Another thing we found out the policymakers tend to
forget that the private sector provides a large share of services.
One of the examples that we'll talk about later
is that of patent medicine vendors, private medicine shops.
In fact, they try to ignore or pretend they don't
exist because health policy makers think that they're dangerous,
but the law allows them to sell.
One of the major difficulties
in acquiring health information to get a good picture of what
happens in a country is that
private sector facilities are not involved in collecting health information.
So policymakers forget that they exist and focus only on
that share of the health sector that they can control,
and that's a mistake and it denies
continuing education training opportunities for people outside the public sector.
So clearly private sector staff need updating on new procedures,
on new equipment because they provide a large amount of service to the community.
These lessons that we've just discussed about local health worker,
continuing education experiences in Nigeria,
can help us summarize some of the important things that we've covered in this lecture.
So we can see they had few opportunities for training.
Fortunately most had some chance for continuing education,
so that there were other opportunities for learning on the job.
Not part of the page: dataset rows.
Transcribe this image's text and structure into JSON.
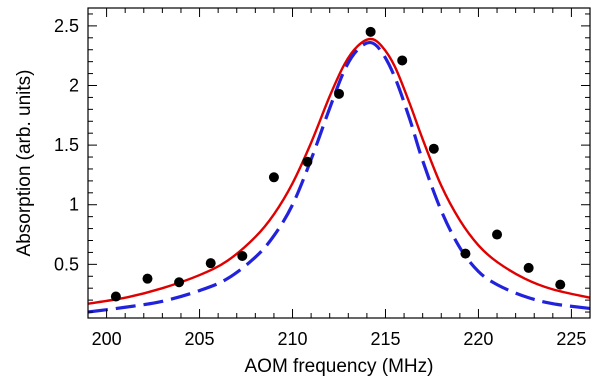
{
  "chart_data": {
    "type": "scatter",
    "xlabel": "AOM frequency (MHz)",
    "ylabel": "Absorption (arb. units)",
    "xlim": [
      199,
      226
    ],
    "ylim": [
      0.05,
      2.65
    ],
    "xticks": [
      200,
      205,
      210,
      215,
      220,
      225
    ],
    "xtick_labels": [
      "200",
      "205",
      "210",
      "215",
      "220",
      "225"
    ],
    "yticks": [
      0.5,
      1,
      1.5,
      2,
      2.5
    ],
    "ytick_labels": [
      "0.5",
      "1",
      "1.5",
      "2",
      "2.5"
    ],
    "grid": false,
    "series": [
      {
        "kind": "points",
        "color": "#000000",
        "x": [
          200.5,
          202.2,
          203.9,
          205.6,
          207.3,
          209.0,
          210.8,
          212.5,
          214.2,
          215.9,
          217.6,
          219.3,
          221.0,
          222.7,
          224.4
        ],
        "y": [
          0.23,
          0.38,
          0.35,
          0.51,
          0.57,
          1.23,
          1.36,
          1.93,
          2.45,
          2.21,
          1.47,
          0.59,
          0.75,
          0.47,
          0.33
        ]
      },
      {
        "kind": "line",
        "style": "solid",
        "color": "#e00000",
        "x": [
          199,
          201,
          203,
          205,
          206.5,
          208,
          209,
          210,
          211,
          212,
          212.8,
          213.5,
          214.2,
          214.8,
          215.5,
          216.3,
          217,
          218,
          219,
          220,
          221,
          222.5,
          224,
          226
        ],
        "y": [
          0.17,
          0.22,
          0.3,
          0.41,
          0.53,
          0.73,
          0.92,
          1.18,
          1.52,
          1.91,
          2.18,
          2.33,
          2.39,
          2.33,
          2.16,
          1.85,
          1.55,
          1.16,
          0.87,
          0.66,
          0.52,
          0.38,
          0.29,
          0.22
        ]
      },
      {
        "kind": "line",
        "style": "dashed",
        "color": "#2222dd",
        "x": [
          199,
          201,
          203,
          205,
          206.5,
          208,
          209,
          210,
          211,
          212,
          212.8,
          213.5,
          214.2,
          214.8,
          215.5,
          216.3,
          217,
          218,
          219,
          220,
          221,
          222.5,
          224,
          226
        ],
        "y": [
          0.1,
          0.14,
          0.19,
          0.28,
          0.38,
          0.56,
          0.74,
          1.0,
          1.38,
          1.81,
          2.13,
          2.3,
          2.36,
          2.28,
          2.07,
          1.72,
          1.37,
          0.95,
          0.64,
          0.44,
          0.33,
          0.23,
          0.17,
          0.13
        ]
      }
    ]
  }
}
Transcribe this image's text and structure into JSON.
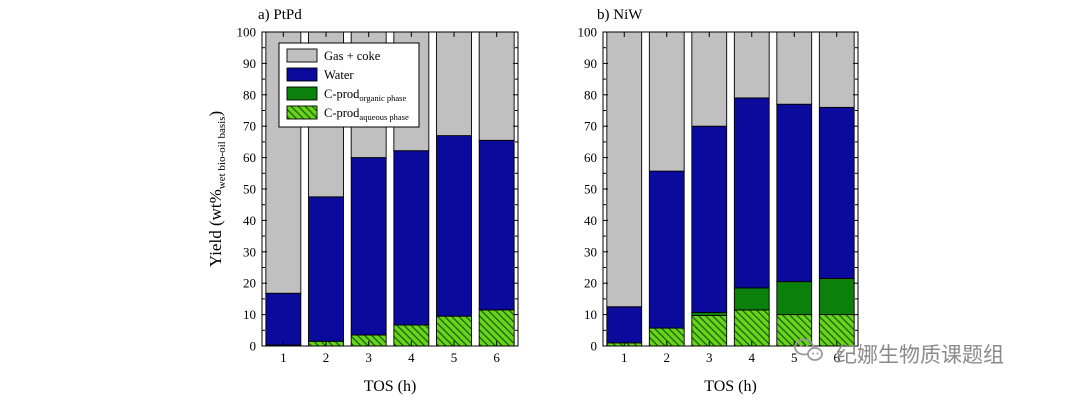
{
  "colors": {
    "gas": "#c0c0c0",
    "water": "#0a0a9c",
    "organic": "#0b800b",
    "aqueous_fill": "#6fd21a",
    "aqueous_hatch": "#0b660b",
    "axis": "#000000"
  },
  "chart_data": [
    {
      "type": "bar",
      "stacked": true,
      "title": "a) PtPd",
      "xlabel": "TOS (h)",
      "ylabel_main": "Yield (wt%",
      "ylabel_sub": "wet bio-oil basis",
      "ylabel_close": ")",
      "ylim": [
        0,
        100
      ],
      "yticks": [
        "0",
        "10",
        "20",
        "30",
        "40",
        "50",
        "60",
        "70",
        "80",
        "90",
        "100"
      ],
      "categories": [
        "1",
        "2",
        "3",
        "4",
        "5",
        "6"
      ],
      "series": [
        {
          "name": "C-prod aqueous phase",
          "key": "aqueous",
          "values": [
            0.3,
            1.5,
            3.5,
            6.7,
            9.5,
            11.5
          ]
        },
        {
          "name": "C-prod organic phase",
          "key": "organic",
          "values": [
            0,
            0,
            0,
            0,
            0,
            0
          ]
        },
        {
          "name": "Water",
          "key": "water",
          "values": [
            16.5,
            46.0,
            56.5,
            55.5,
            57.5,
            54.0
          ]
        },
        {
          "name": "Gas + coke",
          "key": "gas",
          "values": [
            83.2,
            52.5,
            40.0,
            37.8,
            33.0,
            34.5
          ]
        }
      ],
      "legend": {
        "position": "top-left",
        "items": [
          {
            "key": "gas",
            "label": "Gas + coke",
            "sub": ""
          },
          {
            "key": "water",
            "label": "Water",
            "sub": ""
          },
          {
            "key": "organic",
            "label": "C-prod",
            "sub": "organic phase"
          },
          {
            "key": "aqueous",
            "label": "C-prod",
            "sub": "aqueous phase"
          }
        ]
      }
    },
    {
      "type": "bar",
      "stacked": true,
      "title": "b) NiW",
      "xlabel": "TOS (h)",
      "ylim": [
        0,
        100
      ],
      "yticks": [
        "0",
        "10",
        "20",
        "30",
        "40",
        "50",
        "60",
        "70",
        "80",
        "90",
        "100"
      ],
      "categories": [
        "1",
        "2",
        "3",
        "4",
        "5",
        "6"
      ],
      "series": [
        {
          "name": "C-prod aqueous phase",
          "key": "aqueous",
          "values": [
            1.0,
            5.7,
            9.7,
            11.5,
            10.0,
            10.0
          ]
        },
        {
          "name": "C-prod organic phase",
          "key": "organic",
          "values": [
            0,
            0,
            1.0,
            7.0,
            10.5,
            11.5
          ]
        },
        {
          "name": "Water",
          "key": "water",
          "values": [
            11.5,
            50.0,
            59.3,
            60.5,
            56.5,
            54.5
          ]
        },
        {
          "name": "Gas + coke",
          "key": "gas",
          "values": [
            87.5,
            44.3,
            30.0,
            21.0,
            23.0,
            24.0
          ]
        }
      ]
    }
  ],
  "watermark": {
    "text": "纪娜生物质课题组",
    "icon": "wechat-icon"
  }
}
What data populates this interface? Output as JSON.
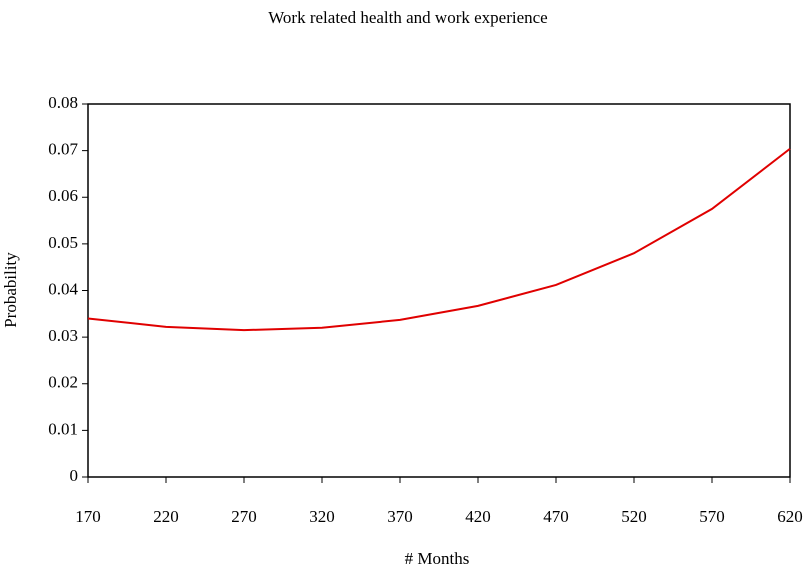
{
  "chart_data": {
    "type": "line",
    "title": "Work related health and work experience",
    "x_label": "# Months",
    "y_label": "Probability",
    "x": [
      170,
      220,
      270,
      320,
      370,
      420,
      470,
      520,
      570,
      620
    ],
    "series": [
      {
        "name": "Probability",
        "color": "#e00000",
        "values": [
          0.034,
          0.0322,
          0.0315,
          0.032,
          0.0337,
          0.0367,
          0.0412,
          0.048,
          0.0575,
          0.0704
        ]
      }
    ],
    "xlim": [
      170,
      620
    ],
    "xticks": [
      170,
      220,
      270,
      320,
      370,
      420,
      470,
      520,
      570,
      620
    ],
    "ylim": [
      0,
      0.08
    ],
    "yticks": [
      0,
      0.01,
      0.02,
      0.03,
      0.04,
      0.05,
      0.06,
      0.07,
      0.08
    ]
  }
}
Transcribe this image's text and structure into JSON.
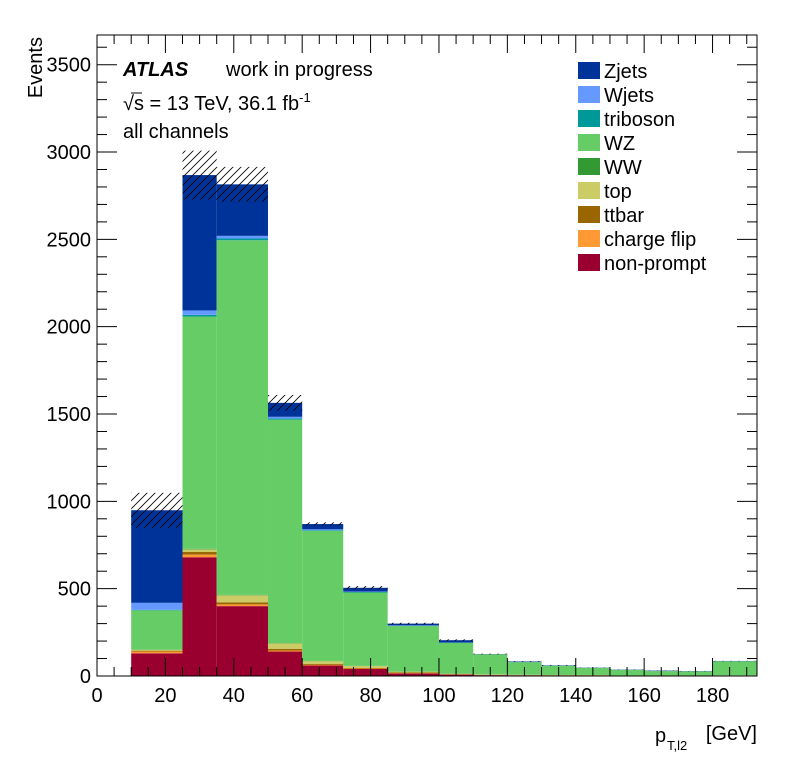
{
  "chart_data": {
    "type": "bar",
    "stacked": true,
    "ylabel": "Events",
    "xlabel_main": "p",
    "xlabel_sub": "T,l2",
    "xlabel_unit": "[GeV]",
    "xlim": [
      0,
      193
    ],
    "ylim": [
      0,
      3670
    ],
    "xticks": [
      0,
      20,
      40,
      60,
      80,
      100,
      120,
      140,
      160,
      180
    ],
    "yticks": [
      0,
      500,
      1000,
      1500,
      2000,
      2500,
      3000,
      3500
    ],
    "bins": [
      [
        10,
        25
      ],
      [
        25,
        35
      ],
      [
        35,
        50
      ],
      [
        50,
        60
      ],
      [
        60,
        72
      ],
      [
        72,
        85
      ],
      [
        85,
        100
      ],
      [
        100,
        110
      ],
      [
        110,
        120
      ],
      [
        120,
        130
      ],
      [
        130,
        140
      ],
      [
        140,
        150
      ],
      [
        150,
        160
      ],
      [
        160,
        170
      ],
      [
        170,
        180
      ],
      [
        180,
        193
      ]
    ],
    "series": [
      {
        "name": "non-prompt",
        "color": "#99002f",
        "values": [
          130,
          680,
          400,
          140,
          60,
          40,
          15,
          8,
          5,
          4,
          3,
          3,
          2,
          2,
          2,
          3
        ]
      },
      {
        "name": "charge flip",
        "color": "#ff9933",
        "values": [
          10,
          15,
          10,
          6,
          4,
          3,
          2,
          1,
          1,
          1,
          1,
          1,
          0,
          0,
          0,
          0
        ]
      },
      {
        "name": "ttbar",
        "color": "#996600",
        "values": [
          5,
          15,
          12,
          10,
          6,
          4,
          3,
          2,
          1,
          1,
          1,
          1,
          0,
          0,
          0,
          0
        ]
      },
      {
        "name": "top",
        "color": "#cccc66",
        "values": [
          5,
          15,
          40,
          30,
          15,
          10,
          5,
          2,
          2,
          1,
          1,
          1,
          1,
          1,
          1,
          1
        ]
      },
      {
        "name": "WW",
        "color": "#339933",
        "values": [
          1,
          3,
          3,
          2,
          1,
          1,
          1,
          1,
          0,
          0,
          0,
          0,
          0,
          0,
          0,
          0
        ]
      },
      {
        "name": "WZ",
        "color": "#66cc66",
        "values": [
          225,
          1330,
          2030,
          1280,
          745,
          420,
          260,
          175,
          115,
          72,
          52,
          40,
          32,
          25,
          23,
          80
        ]
      },
      {
        "name": "triboson",
        "color": "#009999",
        "values": [
          3,
          10,
          10,
          6,
          4,
          3,
          2,
          2,
          1,
          1,
          1,
          1,
          1,
          1,
          1,
          1
        ]
      },
      {
        "name": "Wjets",
        "color": "#6699ff",
        "values": [
          40,
          25,
          15,
          10,
          5,
          3,
          2,
          1,
          0,
          0,
          0,
          0,
          0,
          0,
          0,
          0
        ]
      },
      {
        "name": "Zjets",
        "color": "#003399",
        "values": [
          530,
          775,
          295,
          80,
          30,
          21,
          10,
          13,
          1,
          3,
          2,
          1,
          1,
          2,
          1,
          1
        ]
      }
    ],
    "uncertainty": [
      100,
      140,
      100,
      45,
      10,
      10,
      5,
      5,
      2,
      2,
      2,
      1,
      1,
      1,
      1,
      1
    ],
    "legend_position": "top-right",
    "annotations": {
      "atlas": "ATLAS",
      "status": "work in progress",
      "energy_prefix": "√s = 13 TeV, 36.1 fb",
      "energy_sup": "-1",
      "channel": "all channels"
    }
  }
}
But that these were influenced in large part by personnel management issues,
the kind of facility that they worked in,
how their needs were looked after,
what kind of staff were hired,
what their job qualifications are,
were key issues whether there were
policies that enabled them to attend training and continuing education,
looking at broader management issues where organizations
got financial and material resources through donors.
So, we can see that the context in which training
occurs is influenced by the overall management of the organization, its funding,
its policies, by specific decisions about
personnel issues and hiring and opportunities and benefits,
and then within that context continuing education and training occur.